Differential Association Theory
The premise of differential association theory is that criminal behavior is not inherent but rather it is learned through interactions with others. This learning occurs within intimate personal groups which have the most influence on how a person interprets what is going on around them. From the intimate groups, the individual learns the drives, attitudes, and rationalizations of criminality that can be either simple or complex and are learned from the legal codes as favorable or unfavorable. If a person has an excess of favorable definitions, they are less likely to commit a crime. Likewise, if the unfavorable definitions are dominant, they are more likely to commit crimes.
Social Learning Theory
The social learning theory is based upon learning or imitation of deviant behavior. According to this theory learning is possible through observation of another person's behavior and attitudes. By watching the behaviors of others, a person forms an idea of how to perform new behaviors and stores the information for later use as a guide for action.
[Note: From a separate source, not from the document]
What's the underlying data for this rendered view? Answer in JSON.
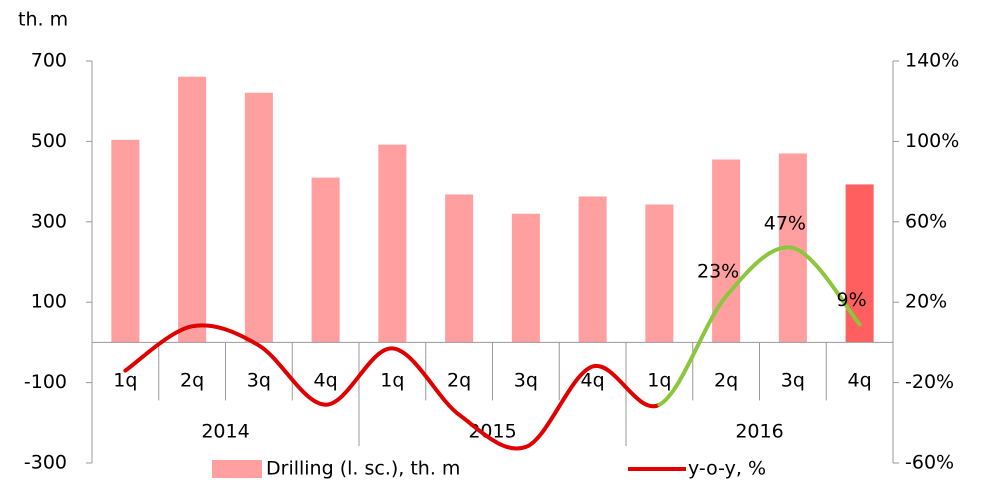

If a child grows up watching their parents or other important people in their life engage in criminal activity, they will most likely consider this behavior normal and imitate it. The earlier a person is exposed to deviant behavior, the higher the chances that they will imitate the behavior. This typically begins with minor juvenile offenses and moves to bigger crimes later. Social learning theory acknowledges that a learned behavior will not always result in a changed behavior. A criminal act may be a single occurrence. However, if the delinquent behavior is rewarded, it may continue. If the behavior is caught early and is rewarded with punishment and other negative consequences, it can be stopped.
Just as there is no single type of criminal, there is no single theory that will explain why people commit crimes and other deviant acts. Each of these theories is but a smaller piece of a bigger picture. Perhaps the best explanation for crime can be found by combining different theories. Still, for some there are other explanations that lend more insight into why people behave as they do. Even so, the Chicago School of criminology contends that it is inaccurate to ignore the influence of environmental factors and rely solely on the idea of free will when it comes to explaining crime.
Schmalleger, F. (2009). Social structure theories. In Criminology Today: An intergrative Introduction (5th edition) (pp. 260-278). Upper Saddle River, NJ: Pearson Education Inc.